RBA sees economic slump ahead
Australia's central bank has predicted the country is facing its biggest economic contraction on record and says it is committed to support jobs and incomes as the government announced plans to relax pandemic-related restrictions by July.
In its quarterly statement on monetary policy, the Reserve Bank of Australia (RBA) forecast the $2 trillion economy would shrink by 10 per cent in the first half of the year, marking the first recession in three decades.
Australia saw a rapid spike in the number of COVID-19 cases from less than 100 in March to over 6,900 now.
In a bid to contain the spread, it closed borders and announced strict mobility and "social distancing" restrictions, prompting many businesses to close down and announce massive job losses.

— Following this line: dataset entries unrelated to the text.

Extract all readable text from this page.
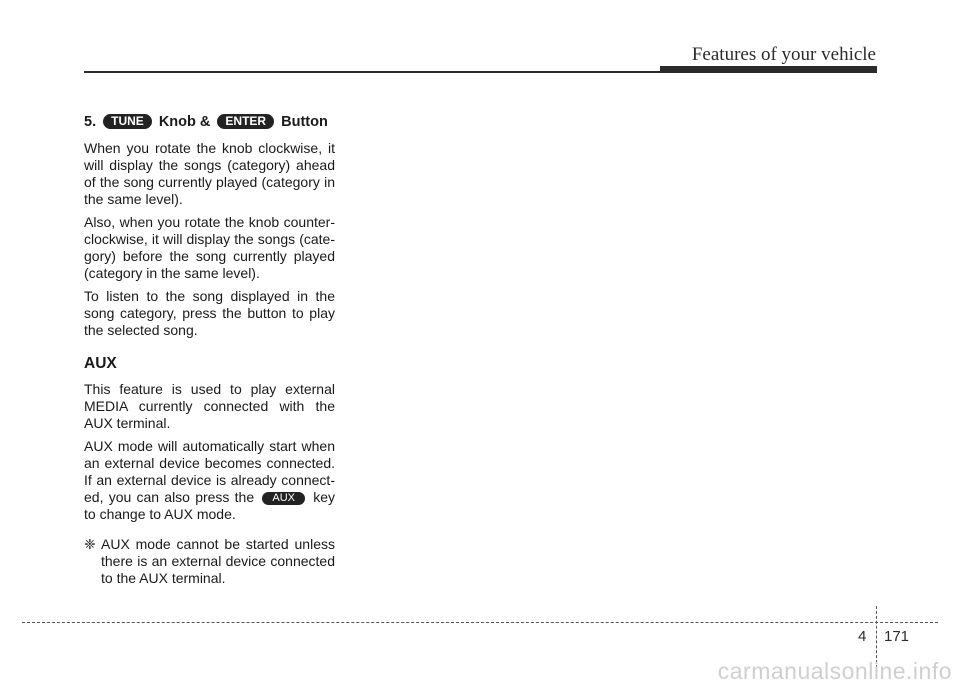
Features of your vehicle
5. TUNE Knob & ENTER Button

When you rotate the knob clockwise, it will display the songs (category) ahead of the song currently played (category in the same level).

Also, when you rotate the knob counter-clockwise, it will display the songs (cate-gory) before the song currently played (category in the same level).

To listen to the song displayed in the song category, press the button to play the selected song.

AUX

This feature is used to play external MEDIA currently connected with the AUX terminal.

AUX mode will automatically start when an external device becomes connected. If an external device is already connect-ed, you can also press the AUX key to change to AUX mode.

❈ AUX mode cannot be started unless there is an external device connected to the AUX terminal.
4 171
carmanualsonline.info
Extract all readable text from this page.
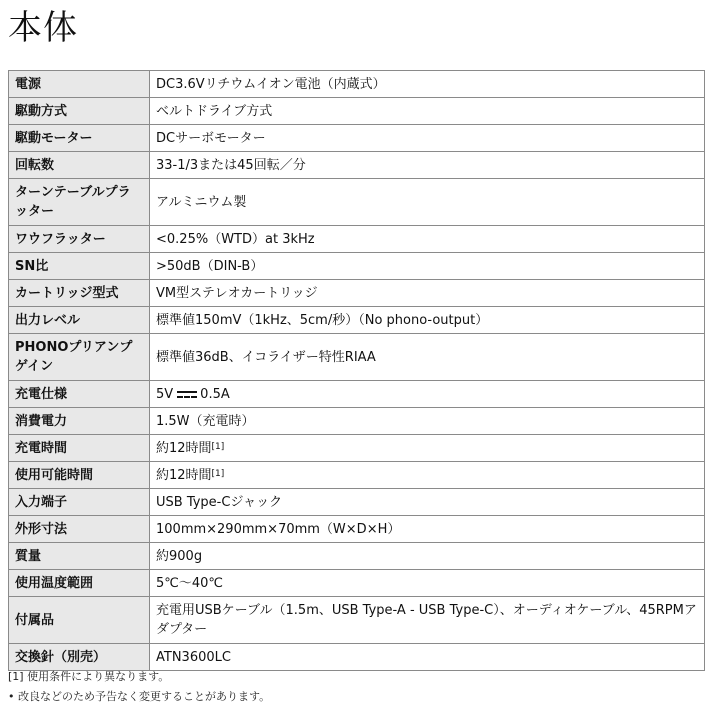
本体
電源	DC3.6Vリチウムイオン電池（内蔵式）
駆動方式	ベルトドライブ方式
駆動モーター	DCサーボモーター
回転数	33-1/3または45回転／分
ターンテーブルプラッター	アルミニウム製
ワウフラッター	<0.25%（WTD）at 3kHz
SN比	>50dB（DIN-B）
カートリッジ型式	VM型ステレオカートリッジ
出力レベル	標準値150mV（1kHz、5cm/秒）（No phono-output）
PHONOプリアンプゲイン	標準値36dB、イコライザー特性RIAA
充電仕様	5V 0.5A
消費電力	1.5W（充電時）
充電時間	約12時間[1]
使用可能時間	約12時間[1]
入力端子	USB Type-Cジャック
外形寸法	100mm×290mm×70mm（W×D×H）
質量	約900g
使用温度範囲	5℃〜40℃
付属品	充電用USBケーブル（1.5m、USB Type-A - USB Type-C）、オーディオケーブル、45RPMアダプター
交換針（別売）	ATN3600LC

[1] 使用条件により異なります。

• 改良などのため予告なく変更することがあります。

To support activity, the RBA cut interest rates twice in March to a record low 0.25 per cent and launched an unlimited quantitative easing programme to keep borrowing costs low for banks and consumers.
The federal government, which says the shutdowns are costing the economy $4 billion a week, is also splashing out billions of dollars in cash to support growth and jobs.
Despite the aggressive monetary and fiscal support measures, the RBA expects the unemployment rate to hit 10 per cent by June and remain around 7.5 per cent through 2021.
It expects the economy to contract by 6 per cent this year.
The inflation rate is expected to turn negative in the June quarter before turning mildly positive by year-end.
The RBA said the speed and timing of the economic recovery is very uncertain beyond the next few months.
Governor Philip Lowe said it was "possible to contemplate an upside scenario where most domestic restrictions on activity are relaxed a little sooner and the economy recovers somewhat faster than in the baseline scenario."
With fewer than 20 new infections reported each day, Prime Minister Scott Morrison on Friday announced a three-stage plan to fully reopen the economy by July if the virus remains contained.